Improve alternative index handling.
This improve the handling of indexes and error messages.
Before this PR all errors reaching an index would be ValueError, thus not finding a wheel was the same as the index page having a non-handled content type, or even failing to parse the html because of a typo.
This made it hard to debug, or even realize that an index url was wrong, or that the pages served by the index were incorrect.
I thus introduce 3 New Errors that do not inherit from ValueError:
- IndexMetadataFetchError
- UnsupportedParserContentTypeError
- WheelNotFoundError
The first two of which trigger real error, as they likely suggest a problem with the index or the user config, and should not be ignored.
In addition the verbose= option was unconditionally setting the log level. I think this is improper as if the logging level is set somewhere else (to DEBUG, or something else), then it is overwritten.
- This then adds the option to pass
verbose=None, (and make it the default), in which case it will not change the default.
python -m http.server will serve ContentType with ; charset=utf-8, which is not recognized.
-
This now handle the case where the index ContentType header contains parameters for example
; charset=utf-8, by discarding everything after the semicolon;; this is not proper parsing, but should be sufficient here. -
I found that more debug logging would be useful and added a number of debug logs calls
With this I appear to get proper error message and debug statements when trying to work on the Cors proxy.

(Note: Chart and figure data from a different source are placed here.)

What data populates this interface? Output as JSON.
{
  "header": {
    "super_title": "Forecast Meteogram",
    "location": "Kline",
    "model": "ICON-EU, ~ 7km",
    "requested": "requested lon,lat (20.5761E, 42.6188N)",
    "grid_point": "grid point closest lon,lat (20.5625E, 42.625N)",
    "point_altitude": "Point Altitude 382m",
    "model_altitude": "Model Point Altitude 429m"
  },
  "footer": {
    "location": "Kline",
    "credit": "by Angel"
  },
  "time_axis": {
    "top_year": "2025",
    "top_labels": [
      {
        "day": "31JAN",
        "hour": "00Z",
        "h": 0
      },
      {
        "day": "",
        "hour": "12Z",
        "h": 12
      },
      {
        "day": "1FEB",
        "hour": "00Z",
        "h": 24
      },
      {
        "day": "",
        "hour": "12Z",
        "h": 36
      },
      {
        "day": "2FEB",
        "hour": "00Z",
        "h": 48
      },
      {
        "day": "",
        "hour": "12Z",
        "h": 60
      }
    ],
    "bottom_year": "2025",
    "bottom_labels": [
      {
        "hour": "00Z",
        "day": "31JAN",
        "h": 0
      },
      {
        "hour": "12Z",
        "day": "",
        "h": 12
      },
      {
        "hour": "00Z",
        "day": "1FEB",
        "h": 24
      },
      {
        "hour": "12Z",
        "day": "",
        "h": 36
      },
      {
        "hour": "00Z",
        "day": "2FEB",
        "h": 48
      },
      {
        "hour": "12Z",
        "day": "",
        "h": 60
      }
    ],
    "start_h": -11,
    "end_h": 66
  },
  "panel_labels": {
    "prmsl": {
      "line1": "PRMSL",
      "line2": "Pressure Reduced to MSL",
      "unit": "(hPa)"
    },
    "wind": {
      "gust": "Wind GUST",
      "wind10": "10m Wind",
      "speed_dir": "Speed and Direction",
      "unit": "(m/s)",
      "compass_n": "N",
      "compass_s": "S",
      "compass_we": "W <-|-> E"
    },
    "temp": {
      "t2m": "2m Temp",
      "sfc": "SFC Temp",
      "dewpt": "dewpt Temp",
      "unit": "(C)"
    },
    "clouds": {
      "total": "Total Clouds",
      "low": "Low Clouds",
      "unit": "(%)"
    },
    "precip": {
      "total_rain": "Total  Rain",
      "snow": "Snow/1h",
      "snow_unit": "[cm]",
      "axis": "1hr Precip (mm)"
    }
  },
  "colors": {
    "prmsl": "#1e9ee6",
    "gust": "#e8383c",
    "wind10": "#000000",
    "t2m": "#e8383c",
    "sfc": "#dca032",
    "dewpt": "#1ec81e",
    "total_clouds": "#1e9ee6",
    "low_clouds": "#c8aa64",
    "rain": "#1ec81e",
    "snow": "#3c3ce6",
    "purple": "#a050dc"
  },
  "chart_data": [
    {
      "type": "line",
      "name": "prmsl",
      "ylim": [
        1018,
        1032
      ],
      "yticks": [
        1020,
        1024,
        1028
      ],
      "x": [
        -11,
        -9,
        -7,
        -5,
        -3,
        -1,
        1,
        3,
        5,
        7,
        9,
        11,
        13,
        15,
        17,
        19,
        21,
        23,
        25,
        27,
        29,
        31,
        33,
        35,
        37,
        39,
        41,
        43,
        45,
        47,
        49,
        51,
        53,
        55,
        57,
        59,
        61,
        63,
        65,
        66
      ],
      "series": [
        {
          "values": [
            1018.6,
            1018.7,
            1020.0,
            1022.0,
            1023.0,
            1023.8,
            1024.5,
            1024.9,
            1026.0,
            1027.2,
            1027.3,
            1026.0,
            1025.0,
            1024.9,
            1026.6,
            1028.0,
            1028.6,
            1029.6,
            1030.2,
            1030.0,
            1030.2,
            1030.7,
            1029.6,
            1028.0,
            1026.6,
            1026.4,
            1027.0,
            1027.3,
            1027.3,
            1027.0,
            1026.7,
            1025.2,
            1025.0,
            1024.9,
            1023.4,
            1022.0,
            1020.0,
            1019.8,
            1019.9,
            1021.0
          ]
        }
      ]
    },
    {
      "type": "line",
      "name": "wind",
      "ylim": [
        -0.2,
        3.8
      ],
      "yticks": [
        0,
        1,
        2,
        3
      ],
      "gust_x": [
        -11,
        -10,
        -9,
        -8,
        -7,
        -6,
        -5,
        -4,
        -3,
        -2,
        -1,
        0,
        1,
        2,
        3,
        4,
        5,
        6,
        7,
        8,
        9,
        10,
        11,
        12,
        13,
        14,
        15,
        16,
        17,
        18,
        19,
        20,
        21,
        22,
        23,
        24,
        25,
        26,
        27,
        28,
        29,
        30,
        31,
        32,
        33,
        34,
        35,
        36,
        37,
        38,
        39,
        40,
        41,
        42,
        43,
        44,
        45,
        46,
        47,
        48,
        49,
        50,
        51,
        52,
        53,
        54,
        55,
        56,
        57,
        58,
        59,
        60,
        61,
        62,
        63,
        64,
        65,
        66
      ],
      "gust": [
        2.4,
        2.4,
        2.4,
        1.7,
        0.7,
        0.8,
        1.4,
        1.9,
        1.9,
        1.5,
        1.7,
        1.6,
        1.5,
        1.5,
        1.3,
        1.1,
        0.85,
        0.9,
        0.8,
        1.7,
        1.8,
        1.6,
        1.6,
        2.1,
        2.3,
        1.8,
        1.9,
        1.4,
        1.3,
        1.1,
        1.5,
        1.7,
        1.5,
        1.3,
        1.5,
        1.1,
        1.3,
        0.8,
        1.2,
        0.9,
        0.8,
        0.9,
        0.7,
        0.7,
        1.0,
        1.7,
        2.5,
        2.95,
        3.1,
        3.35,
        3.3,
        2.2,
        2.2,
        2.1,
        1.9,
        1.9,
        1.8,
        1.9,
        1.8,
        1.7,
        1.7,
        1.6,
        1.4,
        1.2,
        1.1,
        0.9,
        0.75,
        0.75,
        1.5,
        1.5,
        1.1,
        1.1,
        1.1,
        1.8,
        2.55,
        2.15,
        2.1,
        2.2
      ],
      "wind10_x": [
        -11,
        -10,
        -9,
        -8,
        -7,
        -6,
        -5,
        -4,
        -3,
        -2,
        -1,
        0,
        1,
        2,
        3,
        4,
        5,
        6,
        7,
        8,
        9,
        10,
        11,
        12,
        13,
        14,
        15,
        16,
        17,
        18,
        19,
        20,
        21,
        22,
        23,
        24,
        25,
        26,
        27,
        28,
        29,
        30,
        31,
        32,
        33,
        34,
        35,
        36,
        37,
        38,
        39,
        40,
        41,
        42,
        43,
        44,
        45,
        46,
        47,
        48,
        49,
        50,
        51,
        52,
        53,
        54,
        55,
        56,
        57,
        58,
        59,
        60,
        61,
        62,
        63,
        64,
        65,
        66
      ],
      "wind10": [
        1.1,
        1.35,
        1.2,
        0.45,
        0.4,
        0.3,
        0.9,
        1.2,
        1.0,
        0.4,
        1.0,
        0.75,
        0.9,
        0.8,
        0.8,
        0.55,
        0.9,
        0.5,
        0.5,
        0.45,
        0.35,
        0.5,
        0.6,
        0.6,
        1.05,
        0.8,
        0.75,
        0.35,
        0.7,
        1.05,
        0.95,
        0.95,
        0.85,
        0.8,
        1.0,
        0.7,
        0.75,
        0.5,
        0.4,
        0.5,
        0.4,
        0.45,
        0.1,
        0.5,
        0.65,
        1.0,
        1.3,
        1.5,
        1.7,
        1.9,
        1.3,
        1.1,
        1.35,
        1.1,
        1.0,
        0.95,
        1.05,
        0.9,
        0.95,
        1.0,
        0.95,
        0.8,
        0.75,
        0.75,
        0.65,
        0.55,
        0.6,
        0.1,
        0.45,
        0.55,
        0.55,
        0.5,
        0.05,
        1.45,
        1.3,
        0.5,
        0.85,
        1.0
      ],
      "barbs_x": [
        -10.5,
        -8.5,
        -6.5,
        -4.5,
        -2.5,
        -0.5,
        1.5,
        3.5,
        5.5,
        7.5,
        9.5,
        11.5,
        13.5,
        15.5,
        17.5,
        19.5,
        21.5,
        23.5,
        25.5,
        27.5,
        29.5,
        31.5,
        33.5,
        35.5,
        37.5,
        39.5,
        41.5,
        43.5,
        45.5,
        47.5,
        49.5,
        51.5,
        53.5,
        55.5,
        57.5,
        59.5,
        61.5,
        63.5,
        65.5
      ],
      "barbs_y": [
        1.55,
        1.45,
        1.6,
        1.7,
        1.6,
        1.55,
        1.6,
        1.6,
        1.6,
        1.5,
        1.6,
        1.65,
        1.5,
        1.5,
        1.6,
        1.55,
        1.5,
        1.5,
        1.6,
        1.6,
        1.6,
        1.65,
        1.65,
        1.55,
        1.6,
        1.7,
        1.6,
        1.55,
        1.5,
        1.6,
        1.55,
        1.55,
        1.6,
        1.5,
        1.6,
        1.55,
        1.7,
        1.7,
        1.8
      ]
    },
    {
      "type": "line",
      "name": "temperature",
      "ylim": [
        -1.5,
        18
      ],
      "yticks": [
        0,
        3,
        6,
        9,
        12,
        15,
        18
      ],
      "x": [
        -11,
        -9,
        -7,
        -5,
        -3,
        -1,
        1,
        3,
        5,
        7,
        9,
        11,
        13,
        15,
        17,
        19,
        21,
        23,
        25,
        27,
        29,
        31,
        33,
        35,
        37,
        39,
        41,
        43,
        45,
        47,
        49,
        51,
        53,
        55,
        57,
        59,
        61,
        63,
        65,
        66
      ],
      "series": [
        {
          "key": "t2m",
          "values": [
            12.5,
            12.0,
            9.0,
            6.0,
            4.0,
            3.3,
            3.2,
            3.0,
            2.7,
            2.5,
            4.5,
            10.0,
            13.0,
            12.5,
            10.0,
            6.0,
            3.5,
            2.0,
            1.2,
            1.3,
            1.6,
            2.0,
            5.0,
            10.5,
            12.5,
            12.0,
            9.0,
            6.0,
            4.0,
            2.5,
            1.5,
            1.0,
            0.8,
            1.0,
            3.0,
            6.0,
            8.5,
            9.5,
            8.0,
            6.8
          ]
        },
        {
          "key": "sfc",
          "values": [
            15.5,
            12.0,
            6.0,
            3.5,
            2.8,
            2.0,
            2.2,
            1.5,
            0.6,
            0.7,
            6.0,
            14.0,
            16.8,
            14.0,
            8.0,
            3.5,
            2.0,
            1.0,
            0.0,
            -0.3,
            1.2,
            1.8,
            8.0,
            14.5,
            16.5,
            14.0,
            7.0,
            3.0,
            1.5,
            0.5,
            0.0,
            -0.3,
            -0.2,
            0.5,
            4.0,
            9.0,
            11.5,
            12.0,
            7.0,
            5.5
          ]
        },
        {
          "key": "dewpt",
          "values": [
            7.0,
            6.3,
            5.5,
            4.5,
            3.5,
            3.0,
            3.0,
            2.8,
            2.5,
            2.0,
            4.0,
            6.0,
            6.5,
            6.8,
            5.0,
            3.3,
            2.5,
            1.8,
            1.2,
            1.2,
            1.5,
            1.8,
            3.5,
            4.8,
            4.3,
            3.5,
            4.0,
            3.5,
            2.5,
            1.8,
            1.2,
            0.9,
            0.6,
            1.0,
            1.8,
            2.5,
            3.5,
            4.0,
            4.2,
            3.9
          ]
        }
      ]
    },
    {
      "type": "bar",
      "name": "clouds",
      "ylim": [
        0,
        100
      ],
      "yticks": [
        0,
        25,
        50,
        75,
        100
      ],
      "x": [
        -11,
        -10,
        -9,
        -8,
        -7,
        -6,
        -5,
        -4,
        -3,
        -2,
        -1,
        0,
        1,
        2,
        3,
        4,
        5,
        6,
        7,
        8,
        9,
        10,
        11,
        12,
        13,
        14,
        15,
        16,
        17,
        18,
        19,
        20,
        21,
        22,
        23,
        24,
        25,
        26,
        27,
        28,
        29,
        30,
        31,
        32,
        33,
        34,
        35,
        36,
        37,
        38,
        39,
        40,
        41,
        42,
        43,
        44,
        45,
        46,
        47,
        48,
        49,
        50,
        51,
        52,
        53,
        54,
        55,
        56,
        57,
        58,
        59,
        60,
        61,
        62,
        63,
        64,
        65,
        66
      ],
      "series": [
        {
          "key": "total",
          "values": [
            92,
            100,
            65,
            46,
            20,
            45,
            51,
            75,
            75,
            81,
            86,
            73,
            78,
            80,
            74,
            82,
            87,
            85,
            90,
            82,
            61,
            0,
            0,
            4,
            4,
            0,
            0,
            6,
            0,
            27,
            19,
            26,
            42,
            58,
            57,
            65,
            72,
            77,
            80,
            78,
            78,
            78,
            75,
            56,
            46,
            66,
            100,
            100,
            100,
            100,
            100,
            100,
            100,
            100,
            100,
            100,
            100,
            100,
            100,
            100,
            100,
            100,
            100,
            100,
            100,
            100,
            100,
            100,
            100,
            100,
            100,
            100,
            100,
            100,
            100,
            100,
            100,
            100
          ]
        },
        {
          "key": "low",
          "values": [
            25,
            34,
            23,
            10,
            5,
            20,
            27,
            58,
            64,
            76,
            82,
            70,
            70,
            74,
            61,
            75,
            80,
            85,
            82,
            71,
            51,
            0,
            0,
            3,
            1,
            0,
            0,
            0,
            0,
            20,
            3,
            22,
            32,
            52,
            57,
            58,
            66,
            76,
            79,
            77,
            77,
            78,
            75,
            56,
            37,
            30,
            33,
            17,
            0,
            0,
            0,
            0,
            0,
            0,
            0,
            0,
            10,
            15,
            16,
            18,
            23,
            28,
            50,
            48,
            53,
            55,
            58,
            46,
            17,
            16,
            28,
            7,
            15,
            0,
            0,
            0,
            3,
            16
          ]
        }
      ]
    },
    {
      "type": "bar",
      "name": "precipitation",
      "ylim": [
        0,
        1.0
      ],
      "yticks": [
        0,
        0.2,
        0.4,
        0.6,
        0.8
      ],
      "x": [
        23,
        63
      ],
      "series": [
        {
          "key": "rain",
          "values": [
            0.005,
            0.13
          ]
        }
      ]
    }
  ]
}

Should close #123, and #121, and help with pyodide/pyodide#4898
There are still a few case that needs handling, in particular when fetching for a given wheel and the page does not exists, is it a problem with the index, or does the package really not exists.
I think I might have to tweak the behavior a bit more.
Ok, one of the issues is that in particular PYPI does not set CORS on 404, therefore we get an OS error when trying to fetch a non-existing page.
I'm wondering if this is a bug upstream
Thanks @Carreau.
PYPI does not set CORS on 404
This does seem to be a warehouse bug.
Thanks @Carreau.
PYPI does not set CORS on 404
This does seem to be a warehouse bug.
Yep and it's known https://github.com/pypi/warehouse/issues/14229
Yeah, I'm looking at understanding the failing tests.
I'd like to figure out how to both get proper error messages if the index is invalid, and just keep going on 404, but because of PyPI not setting CORS on 404 I don't know if it's currently possible.
So I'm wondering if i I should bake a an boolean for indexes no_cors_on_404 or similar. Otherwise we'll get back to original behavior of swallowing almost every errors (including parse error). I'm not even sure the case where an index return a real 404 with proper cors is properly handled, and does not raise a parse error as query_package only error handing is OSError and does not check response status code, or does not use raises_for_status.
(I also have limited time, so might not touch this that much by next week).
We should look into fixing the warehouse bug. I tried a little bit but I didn't get the warehouse test suite running.
Yep, +1 for fixing the warehouse bug. Let me see if I can understand and modify the warehouse codebase.
Also https://github.com/pyodide/pyodide/pull/4974 will be relevant for later refactor.
crosslinking https://github.com/pypi/warehouse/pull/16339 as well.
So should I assume that we'll always get micropip on the latest pyodide, or can we have conditional that depends on versions ?
If there are some changes in Pyodide and if you want to use those features in the micropip, you are welcome to do so.
We try to keep the compatibility of micropip and Pyodide versions if possible, but it is not mandatory.
I'm going to close for now, there are too many conflicts, but I may coma back to it later.